L’Alliance de la Fonction publique du Canada s’inquiète vivement des répercussions du retour forcé des fonctionnaires fédéraux au bureau trois jours par semaine. En effet, l’augmentation des véhicules et du temps sur la route se traduisent par une hausse des émissions de carbone et une baisse de la productivité.
Selon un récent sondage auprès des membres, 90 % des fonctionnaires fédéraux de la région de la capitale nationale (RCN) – où travaillent et vivent plus de 100 000 membres de la fonction publique – mettent plus de temps à se rendre au travail cet automne, et 65 % ont dit que leur temps de déplacement s’est « considérablement rallongé ». À Toronto et à Vancouver, 28 % et 30 % des fonctionnaires ont vu leur trajet quotidien se rallonger d’au moins 45 minutes.
« Je peux très bien faire mon travail de la maison, mais je dois quand même me rendre au bureau », se désole Sylvain Routier, un fonctionnaire de la RCN forcé de commencer ses journées à 6 h pour s’éviter deux heures de route.
« Cette décision se répercute sur tous les travailleurs et travailleuses qui doivent se déplacer, y compris les premiers répondants et les personnes qui fournissent des services indispensables à la population », déplore Sharon DeSousa, présidente nationale de l’AFPC. « En obligeant des centaines de milliers de fonctionnaires fédéraux à retourner au bureau, le gouvernement nuit à leur productivité, et cautionne les embouteillages et la pollution ».
Une récente étude de l’Université Carleton (an anglais seulement) révèle que pendant la pandémie, le travail hybride et le télétravail ont réduit de 25 % les émissions de carbone à Ottawa et à Gatineau, où travaillent et vivent près de la moitié des fonctionnaires fédéraux.
« En éliminant les déplacements, le télétravail génère beaucoup moins d’émissions que le travail au bureau », explique Farzam Sepanta, chercheur à l’Université Carleton. « C’est souvent le choix le plus écologique. »
Des données de Statistique Canada confirment par ailleurs que la productivité de la fonction publique fédérale s’est accrue de 4,5 % entre 2019 et 2023, alors que le télétravail était la norme. Cette hausse de productivité est bien plus marquée que ce qu’on a observé dans le secteur privé. Malgré le chaos de la pandémie, la productivité est à la hausse – preuve que la flexibilité, loin d’être un frein, joue plutôt un rôle d’accélérateur.

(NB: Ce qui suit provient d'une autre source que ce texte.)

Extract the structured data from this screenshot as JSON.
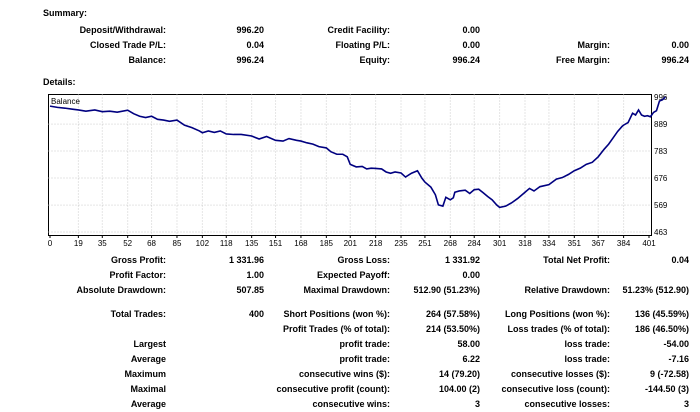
{
  "summary": {
    "title": "Summary:",
    "rows": [
      [
        {
          "label": "Deposit/Withdrawal:",
          "value": "996.20"
        },
        {
          "label": "Credit Facility:",
          "value": "0.00"
        },
        {
          "label": "",
          "value": ""
        }
      ],
      [
        {
          "label": "Closed Trade P/L:",
          "value": "0.04"
        },
        {
          "label": "Floating P/L:",
          "value": "0.00"
        },
        {
          "label": "Margin:",
          "value": "0.00"
        }
      ],
      [
        {
          "label": "Balance:",
          "value": "996.24"
        },
        {
          "label": "Equity:",
          "value": "996.24"
        },
        {
          "label": "Free Margin:",
          "value": "996.24"
        }
      ]
    ]
  },
  "details": {
    "title": "Details:"
  },
  "chart_data": {
    "type": "line",
    "title": "",
    "legend_label": "Balance",
    "color": "#000080",
    "grid": true,
    "xlim": [
      0,
      401
    ],
    "ylim": [
      463,
      996
    ],
    "x_ticks": [
      "0",
      "19",
      "35",
      "52",
      "68",
      "85",
      "102",
      "118",
      "135",
      "151",
      "168",
      "185",
      "201",
      "218",
      "235",
      "251",
      "268",
      "284",
      "301",
      "318",
      "334",
      "351",
      "367",
      "384",
      "401"
    ],
    "y_ticks": [
      "996",
      "889",
      "783",
      "676",
      "569",
      "463"
    ],
    "series": [
      {
        "values": [
          [
            0,
            960
          ],
          [
            5,
            955
          ],
          [
            10,
            952
          ],
          [
            15,
            948
          ],
          [
            19,
            945
          ],
          [
            24,
            940
          ],
          [
            30,
            945
          ],
          [
            35,
            938
          ],
          [
            40,
            940
          ],
          [
            45,
            936
          ],
          [
            52,
            944
          ],
          [
            56,
            930
          ],
          [
            60,
            920
          ],
          [
            64,
            915
          ],
          [
            68,
            920
          ],
          [
            72,
            908
          ],
          [
            76,
            905
          ],
          [
            80,
            900
          ],
          [
            85,
            905
          ],
          [
            90,
            885
          ],
          [
            95,
            875
          ],
          [
            100,
            862
          ],
          [
            102,
            855
          ],
          [
            106,
            862
          ],
          [
            110,
            856
          ],
          [
            114,
            862
          ],
          [
            118,
            850
          ],
          [
            123,
            848
          ],
          [
            128,
            848
          ],
          [
            135,
            842
          ],
          [
            140,
            830
          ],
          [
            145,
            840
          ],
          [
            151,
            825
          ],
          [
            156,
            822
          ],
          [
            160,
            832
          ],
          [
            165,
            825
          ],
          [
            168,
            822
          ],
          [
            172,
            815
          ],
          [
            176,
            810
          ],
          [
            180,
            800
          ],
          [
            185,
            795
          ],
          [
            188,
            780
          ],
          [
            192,
            770
          ],
          [
            196,
            770
          ],
          [
            199,
            760
          ],
          [
            201,
            730
          ],
          [
            205,
            720
          ],
          [
            209,
            722
          ],
          [
            212,
            712
          ],
          [
            215,
            715
          ],
          [
            218,
            714
          ],
          [
            222,
            712
          ],
          [
            225,
            700
          ],
          [
            228,
            695
          ],
          [
            231,
            700
          ],
          [
            235,
            696
          ],
          [
            238,
            680
          ],
          [
            242,
            695
          ],
          [
            246,
            705
          ],
          [
            249,
            675
          ],
          [
            251,
            660
          ],
          [
            255,
            640
          ],
          [
            258,
            610
          ],
          [
            260,
            570
          ],
          [
            263,
            565
          ],
          [
            265,
            600
          ],
          [
            268,
            590
          ],
          [
            270,
            598
          ],
          [
            271,
            620
          ],
          [
            274,
            625
          ],
          [
            278,
            628
          ],
          [
            281,
            615
          ],
          [
            284,
            630
          ],
          [
            287,
            632
          ],
          [
            290,
            618
          ],
          [
            293,
            603
          ],
          [
            296,
            590
          ],
          [
            299,
            570
          ],
          [
            301,
            560
          ],
          [
            305,
            565
          ],
          [
            309,
            578
          ],
          [
            313,
            595
          ],
          [
            318,
            620
          ],
          [
            321,
            635
          ],
          [
            324,
            625
          ],
          [
            328,
            642
          ],
          [
            334,
            650
          ],
          [
            339,
            672
          ],
          [
            343,
            678
          ],
          [
            347,
            690
          ],
          [
            351,
            705
          ],
          [
            355,
            715
          ],
          [
            359,
            730
          ],
          [
            363,
            738
          ],
          [
            367,
            760
          ],
          [
            371,
            790
          ],
          [
            374,
            810
          ],
          [
            377,
            835
          ],
          [
            380,
            860
          ],
          [
            383,
            880
          ],
          [
            384,
            885
          ],
          [
            387,
            895
          ],
          [
            390,
            932
          ],
          [
            392,
            925
          ],
          [
            394,
            945
          ],
          [
            396,
            925
          ],
          [
            398,
            920
          ],
          [
            400,
            922
          ],
          [
            402,
            918
          ],
          [
            404,
            935
          ],
          [
            406,
            942
          ],
          [
            408,
            980
          ],
          [
            410,
            985
          ],
          [
            412,
            996
          ]
        ]
      }
    ]
  },
  "stats": {
    "gross_profit": {
      "label": "Gross Profit:",
      "value": "1 331.96"
    },
    "gross_loss": {
      "label": "Gross Loss:",
      "value": "1 331.92"
    },
    "total_net_profit": {
      "label": "Total Net Profit:",
      "value": "0.04"
    },
    "profit_factor": {
      "label": "Profit Factor:",
      "value": "1.00"
    },
    "expected_payoff": {
      "label": "Expected Payoff:",
      "value": "0.00"
    },
    "absolute_drawdown": {
      "label": "Absolute Drawdown:",
      "value": "507.85"
    },
    "maximal_drawdown": {
      "label": "Maximal Drawdown:",
      "value": "512.90 (51.23%)"
    },
    "relative_drawdown": {
      "label": "Relative Drawdown:",
      "value": "51.23% (512.90)"
    },
    "total_trades": {
      "label": "Total Trades:",
      "value": "400"
    },
    "short_positions": {
      "label": "Short Positions (won %):",
      "value": "264 (57.58%)"
    },
    "long_positions": {
      "label": "Long Positions (won %):",
      "value": "136 (45.59%)"
    },
    "profit_trades": {
      "label": "Profit Trades (% of total):",
      "value": "214 (53.50%)"
    },
    "loss_trades": {
      "label": "Loss trades (% of total):",
      "value": "186 (46.50%)"
    },
    "largest": {
      "label": "Largest",
      "profit_label": "profit trade:",
      "profit": "58.00",
      "loss_label": "loss trade:",
      "loss": "-54.00"
    },
    "average": {
      "label": "Average",
      "profit_label": "profit trade:",
      "profit": "6.22",
      "loss_label": "loss trade:",
      "loss": "-7.16"
    },
    "maximum": {
      "label": "Maximum",
      "wins_label": "consecutive wins ($):",
      "wins": "14 (79.20)",
      "losses_label": "consecutive losses ($):",
      "losses": "9 (-72.58)"
    },
    "maximal": {
      "label": "Maximal",
      "profit_label": "consecutive profit (count):",
      "profit": "104.00 (2)",
      "loss_label": "consecutive loss (count):",
      "loss": "-144.50 (3)"
    },
    "average_consecutive": {
      "label": "Average",
      "wins_label": "consecutive wins:",
      "wins": "3",
      "losses_label": "consecutive losses:",
      "losses": "3"
    }
  }
}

« Les chiffres sont éloquents : le télétravail est bénéfique sur tous les plans », affirme Mme DeSousa. « L’idée selon laquelle il mine la productivité est complètement fausse. Le gouvernement fédéral admet ouvertement qu’il n’a réalisé aucune étude à ce sujet. »
« Je suis bien plus productif à la maison qu’au bureau, où il y a beaucoup de distractions », témoigne M. Routier. « Et je ne parle pas seulement du bruit ou de la loterie des postes de travail, mais aussi de la charge mentale liée au temps passé sur la route. »
L’association néo-démocrate de la circonscription d’Ottawa-Sud a aussi exprimé sa frustration quant aux embouteillages dans la RCN, affirmant que la situation est hors de contrôle. Le NPD a d’ailleurs lancé une pétition pour presser le gouvernement fédéral d’honorer son entente avec les syndicats et de revenir sur sa décision.
L’AFPC continue de réclamer un mode de travail flexible et logique, synonyme de gain de productivité, de meilleure empreinte écologique et d’économies pour la population. En 2022, la présidente du Conseil du Trésor de l’époque, Mona Fortier, avait déclaré que le gouvernement économiserait 6 milliards de dollars en recourant davantage au télétravail et en se départissant de la moitié de ses actifs immobiliers au pays.
« Le Canada a l’occasion de se doter de l’une des fonctions publiques les plus avant-gardistes au monde, ce qui bénéficierait à toute la population », conclut M. Routier.